Diese Annäherung an die Abstraktion und damit die Absage an den Gegenstand mit dem Ziel das Gegenständliche auf Grundformen zu reduzieren ähnelt der Besinnung auf mystische Traditionen etwa eines Meisters Eckardt, der bereits im 14. Jahrhundert sagte, daß der Geist hinausschreiten müsse „über die Dinge und alle Dinglichkeit, über die Gestalt und alle Gestalthaftigkeit, damit ihm die volle Wirklichkeit aufgehe“.

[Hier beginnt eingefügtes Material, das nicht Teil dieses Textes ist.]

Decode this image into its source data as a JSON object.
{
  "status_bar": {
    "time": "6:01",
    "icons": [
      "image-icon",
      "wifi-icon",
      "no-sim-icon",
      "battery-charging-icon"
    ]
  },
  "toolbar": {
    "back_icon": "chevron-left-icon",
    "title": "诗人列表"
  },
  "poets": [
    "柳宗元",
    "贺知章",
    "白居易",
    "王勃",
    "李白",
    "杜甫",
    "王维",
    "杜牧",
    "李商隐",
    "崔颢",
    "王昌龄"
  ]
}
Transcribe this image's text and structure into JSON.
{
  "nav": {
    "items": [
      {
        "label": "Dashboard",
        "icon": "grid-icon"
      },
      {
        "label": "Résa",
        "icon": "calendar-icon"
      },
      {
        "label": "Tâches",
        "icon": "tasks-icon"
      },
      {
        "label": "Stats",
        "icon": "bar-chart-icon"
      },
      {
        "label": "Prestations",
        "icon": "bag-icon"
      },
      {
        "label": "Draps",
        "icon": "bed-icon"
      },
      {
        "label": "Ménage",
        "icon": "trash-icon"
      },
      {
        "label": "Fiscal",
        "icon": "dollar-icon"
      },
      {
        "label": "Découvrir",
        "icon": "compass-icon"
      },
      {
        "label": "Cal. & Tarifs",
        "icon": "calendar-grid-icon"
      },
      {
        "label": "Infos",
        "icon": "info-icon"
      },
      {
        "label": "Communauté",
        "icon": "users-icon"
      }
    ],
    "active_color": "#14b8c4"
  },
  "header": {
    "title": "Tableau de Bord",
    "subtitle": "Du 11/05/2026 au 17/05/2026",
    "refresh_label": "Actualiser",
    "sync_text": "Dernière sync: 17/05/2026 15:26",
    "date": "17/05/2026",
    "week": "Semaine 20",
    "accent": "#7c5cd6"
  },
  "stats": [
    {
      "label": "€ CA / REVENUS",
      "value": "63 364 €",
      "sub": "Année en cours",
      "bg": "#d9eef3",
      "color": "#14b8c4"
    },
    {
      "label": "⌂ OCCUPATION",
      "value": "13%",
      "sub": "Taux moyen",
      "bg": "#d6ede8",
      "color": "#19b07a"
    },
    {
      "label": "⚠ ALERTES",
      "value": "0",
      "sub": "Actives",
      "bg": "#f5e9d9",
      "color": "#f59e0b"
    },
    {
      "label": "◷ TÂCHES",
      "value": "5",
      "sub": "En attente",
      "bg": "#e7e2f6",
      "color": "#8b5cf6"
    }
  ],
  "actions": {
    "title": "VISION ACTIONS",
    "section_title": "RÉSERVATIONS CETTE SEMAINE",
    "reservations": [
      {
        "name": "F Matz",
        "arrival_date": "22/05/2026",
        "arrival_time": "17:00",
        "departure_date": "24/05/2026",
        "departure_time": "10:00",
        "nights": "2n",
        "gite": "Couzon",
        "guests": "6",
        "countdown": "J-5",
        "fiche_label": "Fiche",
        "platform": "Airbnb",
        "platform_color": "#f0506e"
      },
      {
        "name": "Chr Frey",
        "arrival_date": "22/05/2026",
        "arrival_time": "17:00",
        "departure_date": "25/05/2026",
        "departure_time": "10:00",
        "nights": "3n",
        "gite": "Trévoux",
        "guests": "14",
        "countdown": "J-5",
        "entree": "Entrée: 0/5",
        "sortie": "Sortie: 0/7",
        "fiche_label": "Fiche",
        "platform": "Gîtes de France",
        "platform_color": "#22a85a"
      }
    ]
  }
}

Allerdings bedient sich Hörecke auch nicht apodiktisch der ungegenständlichen Malweise. Vielmehr bewegt er sich zwischen den beiden Optionen- gegenständlich und ungegenständlich- hin und her und verbindet beide miteinander. Dominieren gegenständliche Bezüge, erscheinen sie fragmentiert, verfremdet und verzerrt. Gleichzeitig verlieren die Farben ihre Realitätsbezogenheit wie in Abb. 19. Man findet immer wieder die verschiedensten gegenständlichen Verweise, die private, literarische oder gesellschaftskritische Aussagen enthalten. Diese Verweise sind Bedeutungsträger und eröffnen damit weitere Sinndimensionen in seinem Werk. Hörecke hält sich damit beide Möglichkeiten der Gestaltung offen. „Die Kombination des Abstrakten mit dem Gegenständlichen, die Wahl zwischen den unendlichen abstrakten Formen oder dem gegenständlichen Material... bleibt dem inneren Wunsch des Künstlers überlassen“.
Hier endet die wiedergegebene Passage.